Our indexers are clustered, and we're running Enterprise version 6.6.3 on Windows Server 2012 R2.
Here's our aggregated outputs.conf from a Universal Forwarder:
\splunk btool outputs list [syslog] maxEventSize = 1024 priority = <13> type = udp [tcpout] ackTimeoutOnShutdown = 30 autoLBFrequency = 30 autoLBVolume = 0 blockOnCloning = true blockWarnThreshold = 100 cipherSuite = ECDHE-ECDSA-AES256-GCM-SHA384:ECDHE-RSA-AES256-GCM-SHA384:ECDHE-ECDSA-AES128-GCM-SHA256:ECDHE-RSA-AES128-GCM-SHA256:ECDHE-ECDSA-AES256-SHA384:ECDHE-RSA-AES256-SHA384:ECDHE-ECDSA-AES128-SHA256:ECDHE-RSA-AES128-SHA256:AES256-GCM-SHA384:AES128-GCM-SHA256:AES128-SHA256:ECDH-ECDSA-AES256-GCM-SHA384:ECDH-ECDSA-AES128-GCM-SHA256:ECDH-ECDSA-AES256-SHA384:ECDH-ECDSA-AES128-SHA256 compressed = false connectionTimeout = 20 defaultGroup = gd_indexers disabled = false dropClonedEventsOnQueueFull = 5 dropEventsOnQueueFull = -1 ecdhCurves = prime256v1, secp384r1, secp521r1 forceTimebasedAutoLB = false forwardedindex.0.whitelist = .* forwardedindex.1.blacklist = _.* forwardedindex.2.whitelist = (_audit|_introspection|_internal|_telemetry) forwardedindex.filter.disable = false heartbeatFrequency = 30 indexAndForward = false maxConnectionsPerIndexer = 2 maxFailuresPerInterval = 2 maxQueueSize = auto readTimeout = 300 secsInFailureInterval = 1 sendCookedData = true sslQuietShutdown = false sslVersions = tls1.2 tcpSendBufSz = 0 useACK = true writeTimeout = 300 [tcpout:gd_indexers] server = <List of Internal IPs>
If anyone can suggest an avenue for troubleshooting, it would be greatly appreciated. Please also let me know if I can provide more relevant information.

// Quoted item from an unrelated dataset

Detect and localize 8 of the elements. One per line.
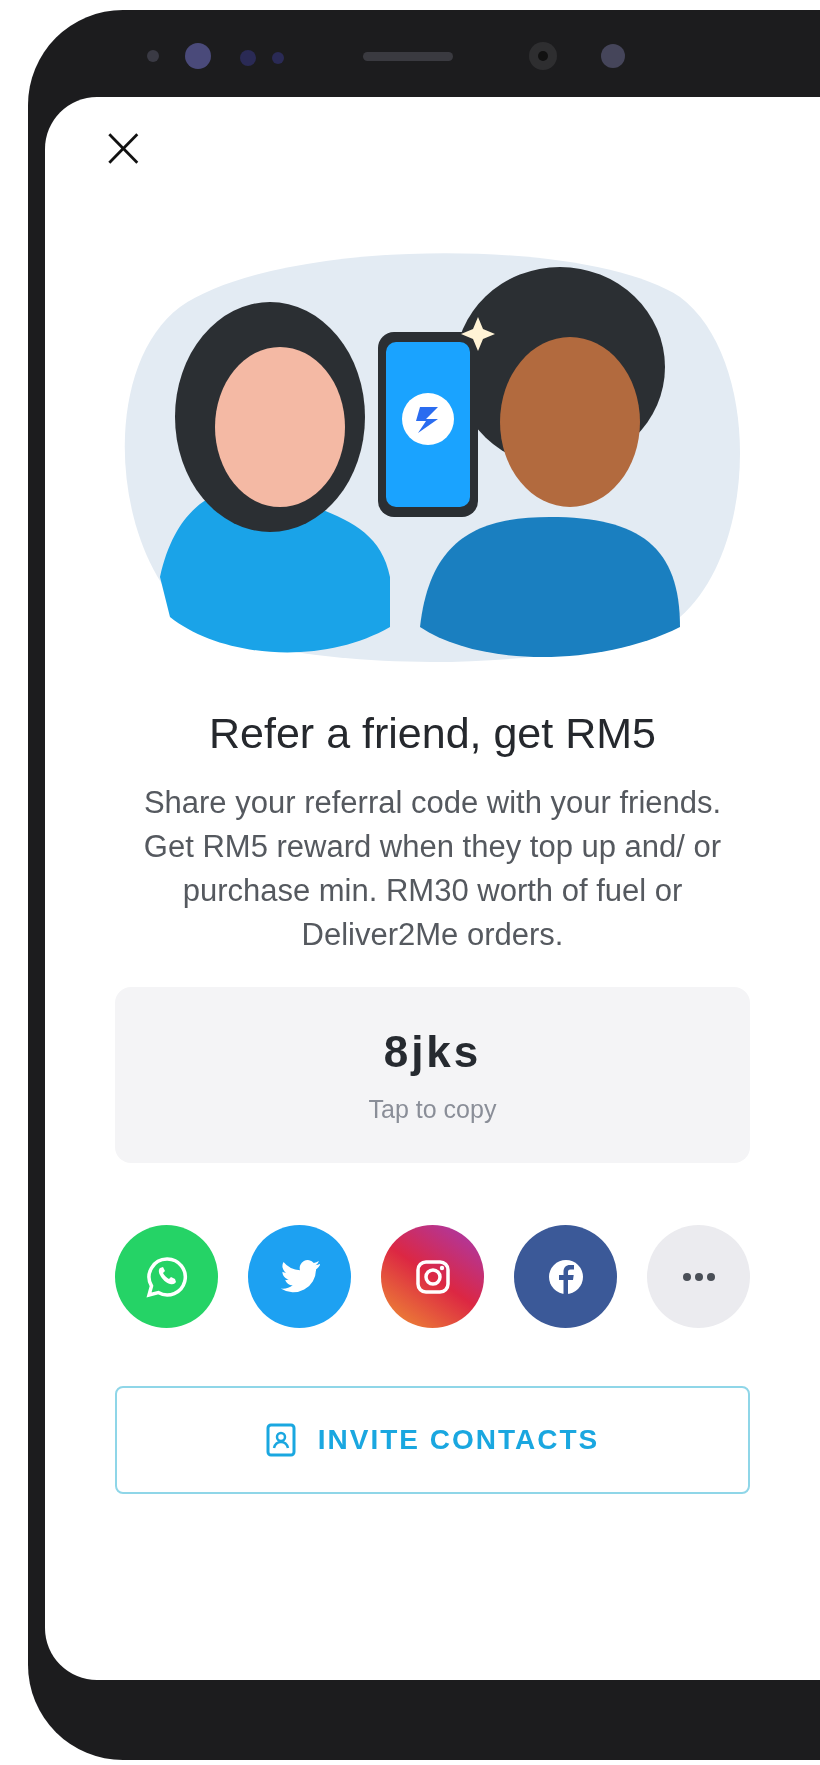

You said you looked at indextime. Did that include looking at the indextime for both copies of the same event?
Pick a few events that are duplicated and look at any differences between the events.
indextime, host, splunkserver... is there anything you can see as different?
I used the following search:
index=<my_index> sourcetype=<my_sourcetype> | eval bucket=_bkt | eval indextime=_indextime | table _time, indextime, bucket splunk_server _raw | convert ctime(indextime) | stats count list(*) as * by _raw | where count>1 | fields * _raw
Under the indextime field, I saw one value repeated for each of the duplicate events, same with bucket and splunk_server.
There appears to be no difference between duplicates, aside from occasionally there are 3 to 5 copies in an indexer, but most of the time just two copies. It's not always the same indexer either, it seems relatively evenly distributed.
We're working on upgrading to 7.2.x as soon as we can get it scheduled. The linked question looks like it's talking about 6.4 as the solution; we're on 6.6. Appreciate you taking the time to post a suggestion though!